Gegenüber Tamedia bezeichnete SP-Nationalrätin Min Li Marti diese Entwicklungen als «hochproblematisch» und verlangte von Schweizer Firmen, sich an die gesetzlich festgeschriebenen Geschlechterzielwerte zu halten. So will es das Gleichstellungsgesetz. Alt Bundesrätin Simonetta Sommaruga ordnete Anfang März in einer Rede ein: «Wir haben alle gemeint, dass Chancengleichheit und Gendergerechtigkeit in der Wirtschaft so stark verankert sind, dass die Entwicklung nicht mehr gestoppt werden kann», wird die SP-Politikerin von der Handelszeitung zitiert.

Kritik von Verbänden – von Gewerkschaften bis Arbeitgeberverband 


Ähnlich sieht das Cyrielle Huguenot, die als Zentralsekretärin das Gleichstellungsdossier beim Schweizerischen Gewerkschaftsbund (SGB) übernommen hat. Sie spricht gegenüber HR Today von einem «beunruhigenden Backlash im Bereich Gleichstellung und vor allem Diversität». 

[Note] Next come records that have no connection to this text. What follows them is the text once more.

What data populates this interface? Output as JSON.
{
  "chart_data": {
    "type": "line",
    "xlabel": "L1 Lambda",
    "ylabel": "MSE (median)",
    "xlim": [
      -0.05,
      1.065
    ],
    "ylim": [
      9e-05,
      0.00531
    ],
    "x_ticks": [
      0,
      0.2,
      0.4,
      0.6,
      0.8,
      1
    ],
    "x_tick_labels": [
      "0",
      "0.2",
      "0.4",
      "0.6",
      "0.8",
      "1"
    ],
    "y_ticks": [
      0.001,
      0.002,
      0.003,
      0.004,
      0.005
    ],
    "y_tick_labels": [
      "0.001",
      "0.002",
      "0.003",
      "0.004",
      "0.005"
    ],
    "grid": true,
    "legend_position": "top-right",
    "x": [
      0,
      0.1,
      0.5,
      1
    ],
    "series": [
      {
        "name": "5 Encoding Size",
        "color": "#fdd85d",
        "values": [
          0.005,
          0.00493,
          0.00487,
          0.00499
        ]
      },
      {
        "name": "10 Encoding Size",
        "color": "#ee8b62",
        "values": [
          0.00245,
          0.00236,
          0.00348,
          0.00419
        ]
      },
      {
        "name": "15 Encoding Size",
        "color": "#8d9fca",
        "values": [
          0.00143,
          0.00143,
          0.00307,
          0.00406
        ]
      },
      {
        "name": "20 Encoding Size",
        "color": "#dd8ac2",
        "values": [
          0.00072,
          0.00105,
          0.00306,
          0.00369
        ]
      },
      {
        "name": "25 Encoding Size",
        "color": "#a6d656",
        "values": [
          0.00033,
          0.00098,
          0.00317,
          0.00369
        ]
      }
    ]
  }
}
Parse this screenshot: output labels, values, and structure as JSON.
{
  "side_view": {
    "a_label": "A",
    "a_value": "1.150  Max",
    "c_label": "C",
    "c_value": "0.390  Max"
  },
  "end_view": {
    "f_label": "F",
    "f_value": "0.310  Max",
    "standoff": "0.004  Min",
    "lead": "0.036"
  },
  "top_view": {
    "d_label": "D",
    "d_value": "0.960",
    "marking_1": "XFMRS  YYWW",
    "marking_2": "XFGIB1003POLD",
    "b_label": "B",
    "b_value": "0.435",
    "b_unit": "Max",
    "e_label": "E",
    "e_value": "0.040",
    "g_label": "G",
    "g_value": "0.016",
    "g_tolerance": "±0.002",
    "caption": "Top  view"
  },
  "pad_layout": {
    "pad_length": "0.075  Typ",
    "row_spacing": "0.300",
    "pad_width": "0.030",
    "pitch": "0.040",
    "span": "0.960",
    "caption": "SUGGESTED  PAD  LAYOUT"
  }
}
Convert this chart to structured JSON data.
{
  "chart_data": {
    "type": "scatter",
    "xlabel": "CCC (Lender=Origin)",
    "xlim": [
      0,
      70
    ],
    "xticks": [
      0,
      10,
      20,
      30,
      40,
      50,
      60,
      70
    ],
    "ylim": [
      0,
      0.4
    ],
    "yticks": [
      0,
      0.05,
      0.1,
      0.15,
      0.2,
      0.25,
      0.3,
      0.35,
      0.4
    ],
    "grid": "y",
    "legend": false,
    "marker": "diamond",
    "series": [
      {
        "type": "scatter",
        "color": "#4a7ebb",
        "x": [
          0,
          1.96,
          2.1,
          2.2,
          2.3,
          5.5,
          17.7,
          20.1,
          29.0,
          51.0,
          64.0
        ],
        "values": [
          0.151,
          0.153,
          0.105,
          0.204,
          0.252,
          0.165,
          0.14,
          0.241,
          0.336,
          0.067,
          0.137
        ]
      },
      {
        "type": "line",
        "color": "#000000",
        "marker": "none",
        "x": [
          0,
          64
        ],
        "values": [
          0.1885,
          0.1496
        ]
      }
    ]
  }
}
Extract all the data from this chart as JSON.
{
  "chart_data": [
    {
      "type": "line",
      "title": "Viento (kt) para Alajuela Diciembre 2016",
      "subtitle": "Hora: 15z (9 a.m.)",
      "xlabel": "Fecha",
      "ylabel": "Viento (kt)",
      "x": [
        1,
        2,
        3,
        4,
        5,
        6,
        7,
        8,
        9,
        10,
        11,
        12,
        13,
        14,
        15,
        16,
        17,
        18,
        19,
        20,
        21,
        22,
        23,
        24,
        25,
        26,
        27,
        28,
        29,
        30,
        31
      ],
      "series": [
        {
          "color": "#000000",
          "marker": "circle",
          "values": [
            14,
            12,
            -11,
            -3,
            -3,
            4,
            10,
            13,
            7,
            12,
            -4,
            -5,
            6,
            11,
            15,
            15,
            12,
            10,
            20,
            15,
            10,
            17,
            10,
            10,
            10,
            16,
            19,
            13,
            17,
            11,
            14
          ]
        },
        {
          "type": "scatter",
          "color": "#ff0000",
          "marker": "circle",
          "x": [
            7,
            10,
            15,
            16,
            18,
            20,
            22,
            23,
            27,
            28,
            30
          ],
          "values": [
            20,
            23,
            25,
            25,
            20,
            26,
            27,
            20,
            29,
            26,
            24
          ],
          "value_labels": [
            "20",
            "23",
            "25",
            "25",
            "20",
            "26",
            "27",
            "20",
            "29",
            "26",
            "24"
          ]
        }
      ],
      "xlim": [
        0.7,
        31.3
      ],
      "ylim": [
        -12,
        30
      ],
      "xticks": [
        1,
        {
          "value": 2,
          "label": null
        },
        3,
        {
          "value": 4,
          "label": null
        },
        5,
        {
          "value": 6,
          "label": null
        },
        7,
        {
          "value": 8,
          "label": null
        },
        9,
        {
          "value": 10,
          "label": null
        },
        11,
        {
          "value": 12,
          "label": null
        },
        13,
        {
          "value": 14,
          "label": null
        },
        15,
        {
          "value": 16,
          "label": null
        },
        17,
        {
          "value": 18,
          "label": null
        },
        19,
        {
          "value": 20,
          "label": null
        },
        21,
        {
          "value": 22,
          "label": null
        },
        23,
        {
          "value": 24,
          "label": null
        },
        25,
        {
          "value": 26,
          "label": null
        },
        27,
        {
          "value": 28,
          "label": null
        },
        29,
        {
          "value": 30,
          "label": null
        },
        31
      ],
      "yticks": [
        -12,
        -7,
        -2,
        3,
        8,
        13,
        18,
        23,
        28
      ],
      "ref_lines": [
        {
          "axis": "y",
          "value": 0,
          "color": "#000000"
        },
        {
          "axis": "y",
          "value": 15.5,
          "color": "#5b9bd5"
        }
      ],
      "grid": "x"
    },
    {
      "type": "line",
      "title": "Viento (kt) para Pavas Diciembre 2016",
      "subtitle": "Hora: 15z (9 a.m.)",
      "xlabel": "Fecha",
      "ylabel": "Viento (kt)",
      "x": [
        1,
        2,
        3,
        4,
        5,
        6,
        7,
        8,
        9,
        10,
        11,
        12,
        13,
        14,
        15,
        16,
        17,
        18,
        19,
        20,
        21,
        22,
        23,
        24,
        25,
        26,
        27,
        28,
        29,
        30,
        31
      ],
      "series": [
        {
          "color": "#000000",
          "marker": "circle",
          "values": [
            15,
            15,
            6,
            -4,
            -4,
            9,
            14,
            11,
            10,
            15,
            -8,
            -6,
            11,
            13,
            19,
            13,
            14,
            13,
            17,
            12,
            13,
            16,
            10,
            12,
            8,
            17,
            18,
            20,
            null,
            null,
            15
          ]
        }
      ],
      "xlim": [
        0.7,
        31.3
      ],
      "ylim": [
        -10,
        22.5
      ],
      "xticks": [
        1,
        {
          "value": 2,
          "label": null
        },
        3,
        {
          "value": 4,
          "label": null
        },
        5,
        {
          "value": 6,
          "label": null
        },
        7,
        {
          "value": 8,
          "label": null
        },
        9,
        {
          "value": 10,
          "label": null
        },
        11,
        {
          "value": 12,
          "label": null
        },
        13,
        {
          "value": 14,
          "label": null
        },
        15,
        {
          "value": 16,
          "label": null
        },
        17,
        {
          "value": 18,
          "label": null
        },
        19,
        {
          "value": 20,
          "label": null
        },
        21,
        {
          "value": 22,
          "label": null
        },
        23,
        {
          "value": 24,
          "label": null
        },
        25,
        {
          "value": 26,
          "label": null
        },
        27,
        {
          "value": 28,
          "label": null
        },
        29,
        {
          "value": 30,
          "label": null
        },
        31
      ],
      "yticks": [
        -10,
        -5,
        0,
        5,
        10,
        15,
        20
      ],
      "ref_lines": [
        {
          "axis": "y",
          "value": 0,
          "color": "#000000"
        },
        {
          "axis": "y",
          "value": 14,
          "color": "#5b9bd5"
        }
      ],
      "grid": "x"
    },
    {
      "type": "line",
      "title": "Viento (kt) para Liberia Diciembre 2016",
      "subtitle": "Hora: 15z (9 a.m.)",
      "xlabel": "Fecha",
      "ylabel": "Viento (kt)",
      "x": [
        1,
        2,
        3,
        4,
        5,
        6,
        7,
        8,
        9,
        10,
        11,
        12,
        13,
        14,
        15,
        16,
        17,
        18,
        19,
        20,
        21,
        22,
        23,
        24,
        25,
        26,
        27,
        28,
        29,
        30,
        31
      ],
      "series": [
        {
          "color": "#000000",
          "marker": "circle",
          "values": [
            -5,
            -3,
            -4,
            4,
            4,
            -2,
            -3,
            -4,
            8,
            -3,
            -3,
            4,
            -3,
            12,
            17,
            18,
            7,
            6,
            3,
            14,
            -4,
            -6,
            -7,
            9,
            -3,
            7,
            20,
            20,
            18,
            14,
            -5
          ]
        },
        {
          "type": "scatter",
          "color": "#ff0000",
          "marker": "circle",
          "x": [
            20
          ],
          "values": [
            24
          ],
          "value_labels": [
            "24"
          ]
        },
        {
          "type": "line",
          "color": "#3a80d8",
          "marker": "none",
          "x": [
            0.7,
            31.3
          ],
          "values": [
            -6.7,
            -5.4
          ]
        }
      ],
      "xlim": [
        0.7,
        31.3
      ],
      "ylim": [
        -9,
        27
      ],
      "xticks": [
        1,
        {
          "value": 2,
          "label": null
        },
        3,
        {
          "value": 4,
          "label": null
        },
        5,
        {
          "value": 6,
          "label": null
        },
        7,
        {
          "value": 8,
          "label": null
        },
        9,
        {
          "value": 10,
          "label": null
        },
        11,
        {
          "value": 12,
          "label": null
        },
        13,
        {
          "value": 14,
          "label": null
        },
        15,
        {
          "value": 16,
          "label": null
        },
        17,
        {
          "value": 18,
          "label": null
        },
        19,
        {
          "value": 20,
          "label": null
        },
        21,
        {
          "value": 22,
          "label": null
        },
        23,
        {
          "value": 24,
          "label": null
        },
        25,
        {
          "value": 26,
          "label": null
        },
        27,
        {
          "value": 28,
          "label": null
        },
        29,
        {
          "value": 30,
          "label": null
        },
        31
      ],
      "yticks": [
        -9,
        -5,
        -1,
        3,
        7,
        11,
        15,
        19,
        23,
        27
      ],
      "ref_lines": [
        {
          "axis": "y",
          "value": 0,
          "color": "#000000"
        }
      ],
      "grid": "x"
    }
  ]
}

«Unternehmen mit Sitz in der Schweiz müssen sich jedoch weiterhin an das Schweizer Recht halten. In der Schweiz haben wir gesetzliche Regelungen, die Diskriminierung am Arbeitsplatz verbieten». Sie ruft die betroffenen Unternehmen dazu auf, «alle ihre Handlungsspielräume nutzen, um zu zeigen, dass sie sich von der Trump-Regierung nicht einschüchtern lassen werden und ihre progressiven Werte weiterhin verteidigen wollen».


«Unternehmen mit Sitz in der Schweiz müssen sich jedoch weiterhin an das Schweizer Recht halten.»
– Cyrielle Huguenot, Zentralsekretärin SGB


Ihre DEI-Ziele sollen die Unternehmen auch ausserhalb der USA «weiterhin verfolgen», sagt Huguenot. Auch sehe man die aktuellen Entwicklungen als direkte Folge des politischen Drucks aus den USA – hausgemachte Gründe gebe es keine, sagt Huguenot. Jedoch: «Es ist uns aber bewusst, dass es hier auch kritische Stimmen zu Diversitäts- und Gleichstellungsmassnahmen gibt». Der Schweizerische Gewerkschaftsbund fungiert als Dachverband von 20 Einzelgewerkschaften und vertritt so rund 370’000 Mitglieder.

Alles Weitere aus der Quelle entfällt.